Andries Treurnicht
Andries Treurnicht (1921 - 1993) was a Politician afrikaner of South Africa, member of the Broederbond, old Ministre and President of the Conservative party (CP).
Born the February 19th 1921 with Piketberg in a family afrikaner from 9 children from north from the the Cape Province, it made its studies of seminarist at the university of Stellenbosch. Pasteur of the Dutch reformed church (NGK), it is also a Rugby man selected in 1949 in the regional team.
It is in 1949 that he marries Engela Dreyer and with which he will have four girls.
Andries Treurnicht exerts its priesthood initially with Oudtshoorn and finishes its career with Pretoria.

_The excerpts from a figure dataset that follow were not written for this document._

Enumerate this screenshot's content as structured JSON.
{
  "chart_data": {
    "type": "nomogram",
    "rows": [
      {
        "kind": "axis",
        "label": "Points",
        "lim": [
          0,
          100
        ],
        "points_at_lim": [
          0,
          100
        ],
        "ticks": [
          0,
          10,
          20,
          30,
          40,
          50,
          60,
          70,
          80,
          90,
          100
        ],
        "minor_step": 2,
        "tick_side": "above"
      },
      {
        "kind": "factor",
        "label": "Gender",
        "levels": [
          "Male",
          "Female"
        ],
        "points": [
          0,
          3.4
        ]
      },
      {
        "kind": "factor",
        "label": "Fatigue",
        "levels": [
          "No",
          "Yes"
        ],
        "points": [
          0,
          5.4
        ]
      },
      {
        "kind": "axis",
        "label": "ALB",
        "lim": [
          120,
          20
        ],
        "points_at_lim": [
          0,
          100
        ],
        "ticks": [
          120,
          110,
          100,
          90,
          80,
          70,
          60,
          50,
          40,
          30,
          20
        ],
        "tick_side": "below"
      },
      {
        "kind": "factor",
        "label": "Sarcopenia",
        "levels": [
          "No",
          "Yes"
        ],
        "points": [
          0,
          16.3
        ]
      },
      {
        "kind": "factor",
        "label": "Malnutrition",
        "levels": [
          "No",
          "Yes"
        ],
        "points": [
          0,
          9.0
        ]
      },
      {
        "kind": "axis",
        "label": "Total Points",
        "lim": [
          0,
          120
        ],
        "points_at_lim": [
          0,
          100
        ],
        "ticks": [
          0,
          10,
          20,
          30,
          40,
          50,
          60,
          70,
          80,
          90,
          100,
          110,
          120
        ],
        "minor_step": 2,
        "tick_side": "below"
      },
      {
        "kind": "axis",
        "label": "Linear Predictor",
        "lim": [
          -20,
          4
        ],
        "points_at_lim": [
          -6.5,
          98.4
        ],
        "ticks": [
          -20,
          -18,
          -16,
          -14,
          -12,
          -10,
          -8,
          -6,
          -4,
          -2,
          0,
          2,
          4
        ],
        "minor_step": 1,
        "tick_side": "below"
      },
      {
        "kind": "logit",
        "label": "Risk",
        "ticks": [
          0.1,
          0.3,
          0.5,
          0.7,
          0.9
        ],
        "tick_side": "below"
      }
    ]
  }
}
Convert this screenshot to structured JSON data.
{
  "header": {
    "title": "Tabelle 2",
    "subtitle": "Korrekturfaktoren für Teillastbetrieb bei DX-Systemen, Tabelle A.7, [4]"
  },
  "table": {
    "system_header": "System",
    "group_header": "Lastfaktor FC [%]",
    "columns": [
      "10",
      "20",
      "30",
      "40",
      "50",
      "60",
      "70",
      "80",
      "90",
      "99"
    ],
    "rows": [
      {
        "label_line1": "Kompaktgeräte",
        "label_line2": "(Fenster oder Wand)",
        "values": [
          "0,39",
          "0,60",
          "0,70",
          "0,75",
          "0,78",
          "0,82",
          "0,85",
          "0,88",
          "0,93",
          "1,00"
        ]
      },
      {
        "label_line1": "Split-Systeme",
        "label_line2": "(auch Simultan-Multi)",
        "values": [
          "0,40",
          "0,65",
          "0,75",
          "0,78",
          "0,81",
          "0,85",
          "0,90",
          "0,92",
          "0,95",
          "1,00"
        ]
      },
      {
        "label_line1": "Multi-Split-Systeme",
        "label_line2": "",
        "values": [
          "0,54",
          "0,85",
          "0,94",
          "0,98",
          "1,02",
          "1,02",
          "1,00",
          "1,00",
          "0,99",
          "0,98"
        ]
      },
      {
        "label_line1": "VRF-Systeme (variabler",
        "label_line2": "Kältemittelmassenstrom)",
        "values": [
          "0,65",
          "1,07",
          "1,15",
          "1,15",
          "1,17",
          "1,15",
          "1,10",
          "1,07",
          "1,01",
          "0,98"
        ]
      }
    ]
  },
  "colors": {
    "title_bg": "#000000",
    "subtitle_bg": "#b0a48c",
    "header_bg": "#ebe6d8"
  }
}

In 1960, it directs the review of the NGK what confers to him an influential and important role in the debates within the church on the separate development of the races.
Partisan of the Apartheid whose principle carries it within the church, it sees himself entrusting in 1967 by the Prime Minister John Vorster the direction of Hoofstad, the pro-governmental daily newspaper of Pretoria. He chairs until in 1974 Broederbond, secret society afrikaner, from which the near total from the South-African ministers is resulting.
In 1971, it is presented to the general elections and gains in the name of the national party, the district of Waterberg in the very preserving area of North Transvaal leaf Jaap Marais, appointed leaving and dissident extreme right-hand side (HNP) which had left the national party in 1969.
Member of the hard wing of the party, Treurnicht is associated minister in charge of education Bantou E in the government of Vorster. It is him which is charged to impose the obligatory teaching of the Afrikaans to the black schoolboys what leads to the revolt of Soweto of 1976.
It takes thereafter the posts of minister of public works then of the national administration.
Elected official with the provincial presidency of the party in Transvaal in 1978, it must compose with the new 1st minister, Pieter Botha, more pragmatic on apartheid.
In 1982, Treurnicht is the first adverse one with the constitutional reform of Botha instituting the tricameralism envisaging a room separated for the mongrels and the Indians at the Parliament.
Put in minority in Transvaal by the joint action of the Foreign Minister Roelof " Pik" Botha and by Frederik De Klerk, it leaves the National Party with 22 other members of Parliament.
The March 20th 1982, it creates the Conservative party and receives the support of John Vorster and Betsie Verwoerd (widow of Hendrik Verwoerd). It is immediately joined by Connie Mulder, the former rival of Pieter Botha at the post of 1st minister.
Re-elected immediately in its district of which he had resigned, he becomes in 1987 the chief of the official opposition at the Parliament.
In 1988, the CP seizes 60 of the 110 municipalities of Transvaal and a municipality on 4 in the free Orange State. It misses little seizing Pretoria.
In 1989, at the time of the general elections started by the new President, Frederik De Klerk, the CP still garners elected officials with more than 1/3 of the votes (including 45% of the voices afrikaners) and becomes the irreducible enemy with any negotiation with the black parties.
Andries Treurnicht takes the head of the opponents to the dismantling of apartheid at the time of the Référendum of March 1992. Victory of the " oui" with 68% of the votes is an electoral slap for in favor ones of apartheid which see there disappearing their last chance to go into reverse with the government. Except North Transvaal, stronghold of Treurnicht, all the areas rocked in the camp of Klerk and reformers, including Pretoria and Bloemfontein. Uninterrupted successes since the formation of the party in 1982 are definitively stopped. Disputed and hostage of the more extremists, Treurnicht sees himself obliged to recognize convention for a South Africa news (CODESA) where it makes sit the CP as an observer.
The April 22nd 1993, it dies following cardiac problems and will thus not see its country becoming a republic with the hands of the black parties, Afrikaners to give up the control of the capacity and the Afrikaans to lose importance in spite of its numerical preeminence among the languages of South Africa.
Ferdinand Hartzenberg (born in 1936), corn grower of Transvaal, vice-president of the party and former minister for the education of 1979 with 1982, which succeeds to him.